十日目:「くらげ」やっぱりクラゲはまずかった

 夏の海に行くと、クラゲが落ちている。

 

 家は海近、徒歩15分。海抜がマイナス、そんなところに住んでいる。

 落ち込んだときは海に行った。楽しいときも海に行った。朝にも昼にも夕方にも夜にも深夜にも海に行った。

 いつ行っても浜辺には誰もいない。

 不人気な海なのだ。

 外国の粗末な船が浮かんでいる、という噂もあった。

 俺は見たことがない。

 

 クラゲの死骸はゼリー状だ。

 死んでいても触ると危ないクラゲがいるという噂なので、その辺で拾った棒でつんつんつつく。

 死骸はぶよぶよと棒を跳ね返す。

 アロエみたいでおいしそうだと思うが、危険なので食べない。

 落ちているものを食べると危ない、というのも有名な話なので。

 

 スーパーに行くとたまにクラゲが売っている。クラゲを細かく切って味をつけたやつだ。

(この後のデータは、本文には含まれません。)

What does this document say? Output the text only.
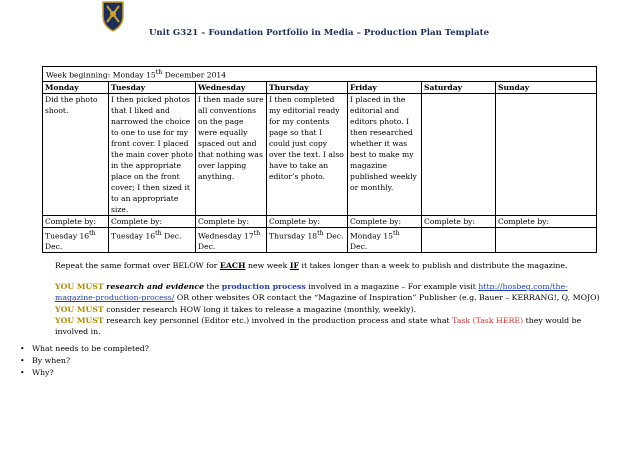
Unit G321 – Foundation Portfolio in Media – Production Plan Template
Week beginning: Monday 15th December 2014						
Monday	Tuesday	Wednesday	Thursday	Friday	Saturday	Sunday
Did the photo shoot.	I then picked photos that I liked and narrowed the choice to one to use for my front cover. I placed the main cover photo in the appropriate place on the front cover; I then sized it to an appropriate size.	I then made sure all conventions on the page were equally spaced out and that nothing was over lapping anything.	I then completed my editorial ready for my contents page so that I could just copy over the text. I also have to take an editor’s photo.	I placed in the editorial and editors photo. I then researched whether it was best to make my magazine published weekly or monthly.		
Complete by:	Complete by:	Complete by:	Complete by:	Complete by:	Complete by:	Complete by:
Tuesday 16th Dec.	Tuesday 16th Dec.	Wednesday 17th Dec.	Thursday 18th Dec.	Monday 15th Dec.		

Repeat the same format over BELOW for EACH new week IF it takes longer than a week to publish and distribute the magazine.

YOU MUST research and evidence the production process involved in a magazine – For example visit http://hosbeg.com/the-magazine-production-process/ OR other websites OR contact the “Magazine of Inspiration” Publisher (e.g. Bauer – KERRANG!, Q, MOJO)

YOU MUST consider research HOW long it takes to release a magazine (monthly, weekly).

YOU MUST research key personnel (Editor etc.) involved in the production process and state what Task (Task HERE) they would be involved in.

• What needs to be completed?
• By when?
• Why?
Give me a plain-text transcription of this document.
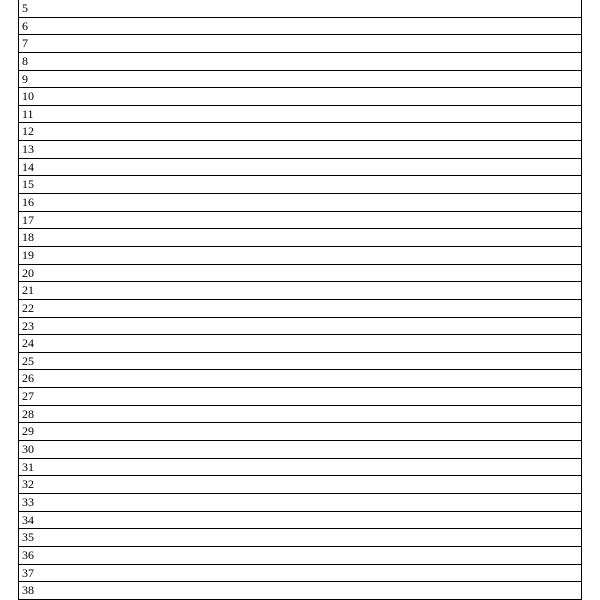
5
6
7
8
9
10
11
12
13
14
15
16
17
18
19
20
21
22
23
24
25
26
27
28
29
30
31
32
33
34
35
36
37
38
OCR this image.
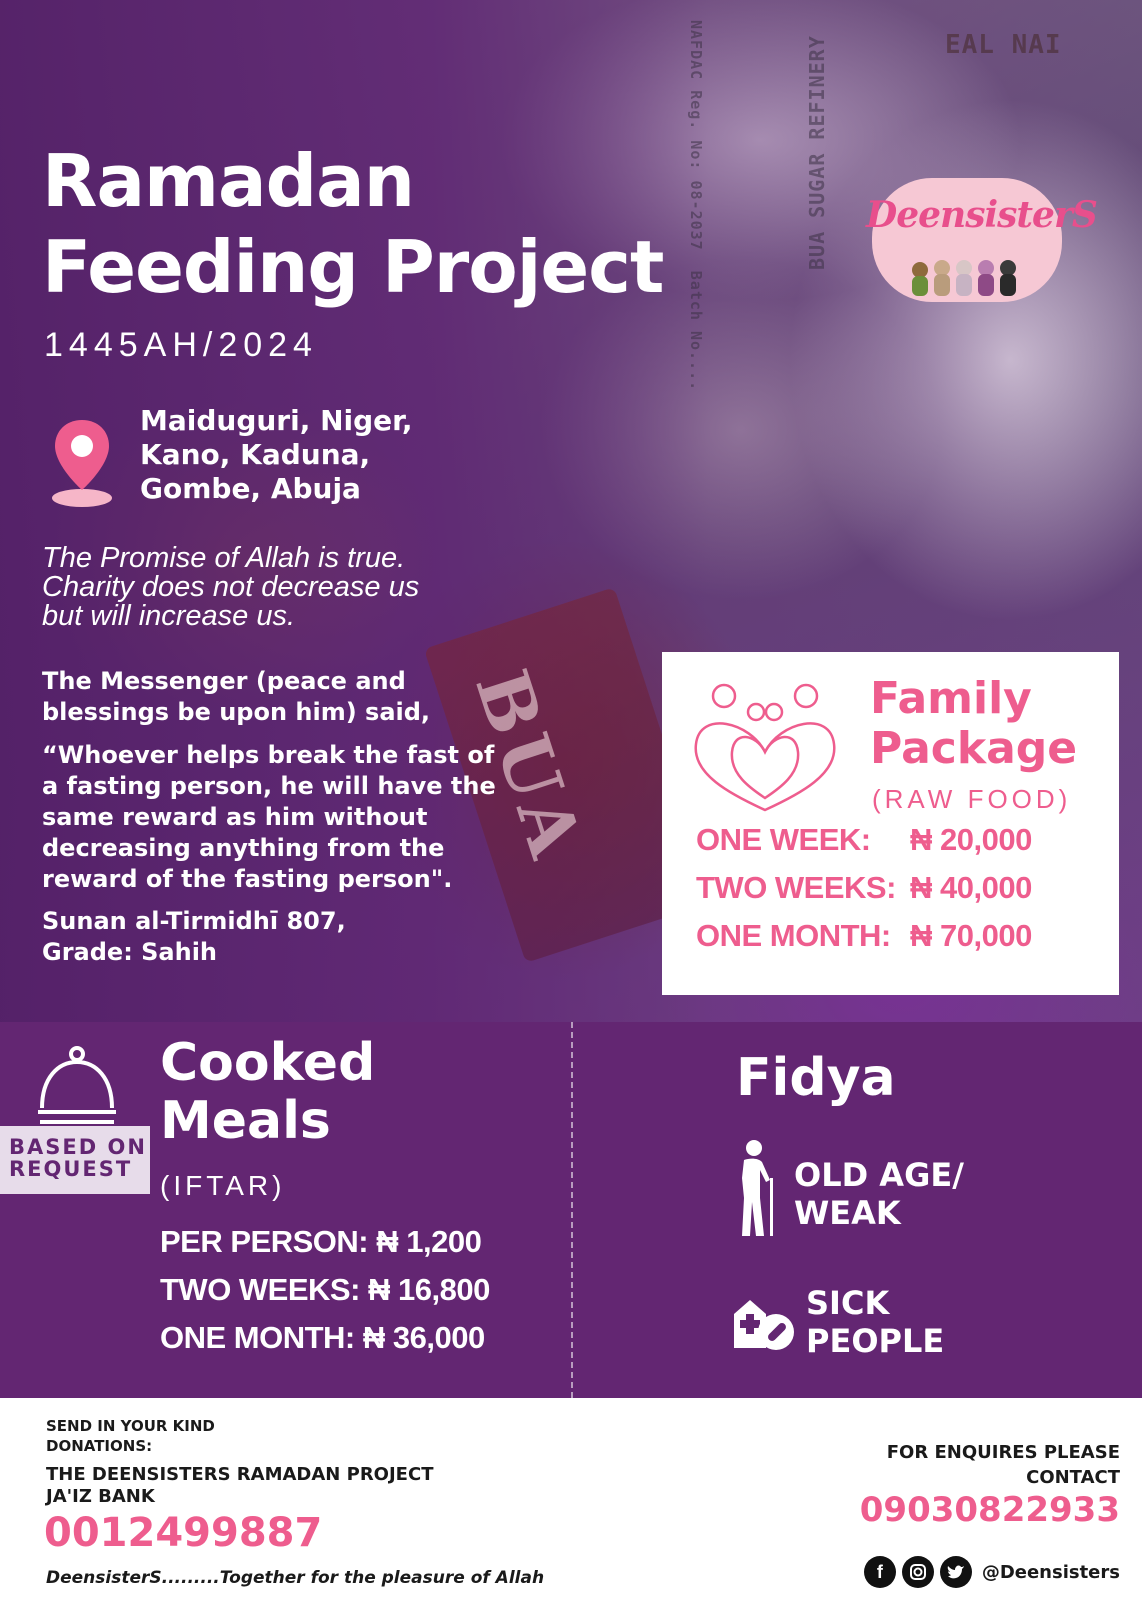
NAFDAC Reg. No: 08-2037  Batch No....	BUA SUGAR REFINERY	EAL NAI
BUA
Ramadan
Feeding Project
1445AH/2024
Maiduguri, Niger,
Kano, Kaduna,
Gombe, Abuja
The Promise of Allah is true.
Charity does not decrease us
but will increase us.
The Messenger (peace and
blessings be upon him) said,
“Whoever helps break the fast of
a fasting person, he will have the
same reward as him without
decreasing anything from the
reward of the fasting person".
Sunan al-Tirmidhī 807,
Grade: Sahih
DeensisterS
Family
Package
(RAW FOOD)
ONE WEEK: ₦ 20,000
TWO WEEKS: ₦ 40,000
ONE MONTH: ₦ 70,000
BASED ON
REQUEST
Cooked
Meals
(IFTAR)
PER PERSON: ₦ 1,200
TWO WEEKS: ₦ 16,800
ONE MONTH: ₦ 36,000
Fidya
OLD AGE/
WEAK
SICK
PEOPLE
SEND IN YOUR KIND
DONATIONS:
THE DEENSISTERS RAMADAN PROJECT
JA'IZ BANK
0012499887
DeensisterS.........Together for the pleasure of Allah
FOR ENQUIRES PLEASE
CONTACT
09030822933
f	@Deensisters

 一度買って食べたことがあるのだが、特有の生臭さがあってだめだった。

 ひょっとすると、そのクラゲは古かったのかもしれない。

 

 キクラゲはおいしいのにどうしてクラゲはまずいのか。

 クラゲは生ものだが、キクラゲはきのこだから味の落ち方が違うのだろう。

 それとも俺がクラゲを嫌っているだけか?

 

 ともあれ浜辺ではあんなにおいしそうにみえるクラゲも実際食べてみるとまずいのだ。

 それでもやっぱり浜辺に行く度クラゲをつつくし、おいしそうだとも思ってしまう。

 謎だ。

 

 クラゲが話しかけてくるようになると終わりだと思う。

 しかし今のところ、クラゲに話しかけられたことはない。

 その点、俺の狂気もまだまだ軟弱なのだと思う。

 ただ、俺も一人で寂しいので、たとえクラゲであっても喋ってくれた方が良いには良い。話し相手がいないので。

 

「こんにちは」

 話しかけてみる。

「死んでますか?」

 答えはない。

 いくらつついても動かない。

 やっぱりクラゲは喋らない。

 

 家に帰ると声が聞こえる。

 俺を責める声だ。

 聞こえないふりをして薬を流し込む。

 そうすると、声は消える。

 こんな幻聴よりも、クラゲが喋ってくれた方がよっぽど良いのに。

『投票に行こうね』

 幻聴だ。

『民主主義の国民の義務だよ』

 幻聴だ。

 ここから投票所までは徒歩30分。

 海よりも遠い場所。

『投票しないと変わらないよ。こんな世の中になったのはお前たちのせいだ』

『責任を取れ』

『責任を』

 徒歩30分。

 それを耐えるためにまた海に行って、クラゲを拾ってビニール袋に入れて、背負った。

 ……これで大丈夫。

 時刻は19時。

 投票に行くにはぎりぎりの時間だ。

 ビニール袋の上からクラゲを触る。

 やっぱりぶよぶよしている。

「クラゲくんは投票しますか?」

 答えはない。

「クラゲくんの意志を背負って、俺が投票します」

 答えはない。

 

 クラゲのために30分歩いて、投票所に行った。

 紙を取って、書いて、箱に入れる。

 投票所の人々は片付けの準備をしていた。

「投票しましたよ、クラゲくん」

 答えはない。

 荷物に手を入れてクラゲをつついてみた。

 ぶよぶよしている。

 投票所の人が不審そうに俺を見ている。

 笑ってみた。

 答えはない。

 

 家に帰る。

 クラゲを海に返してあげなければ。

 

 俺はまた荷物を背負って、海に向かった。

 夜の海は真っ暗で、シーサイドラインの明かりだけが頼りなく光っている。

 ビニール袋をひっくり返すと、クラゲはべしゃりという音を立てて砂浜に落ちた。

「投票は楽しかったですか?」

 答えはない。

 俺はクラゲをつんつんとつつく。

 ぶよぶよしている。

「今日はありがとうございました」

 返事はない。

「また来てください」

 できれば喋ってください。

 波がクラゲをさらって行く。

 ついでに俺の靴も濡らして行く。

 靴の底には穴が空いていて、靴下までずぶぬれになってしまった。

 

 クラゲがいない家に帰る。

 まだ夕食を食べていない。

 冷蔵庫から、この前買ったクラゲの佃煮を出す。

 米を解凍し、上にクラゲを載せた。

 

 やっぱりクラゲはまずかった。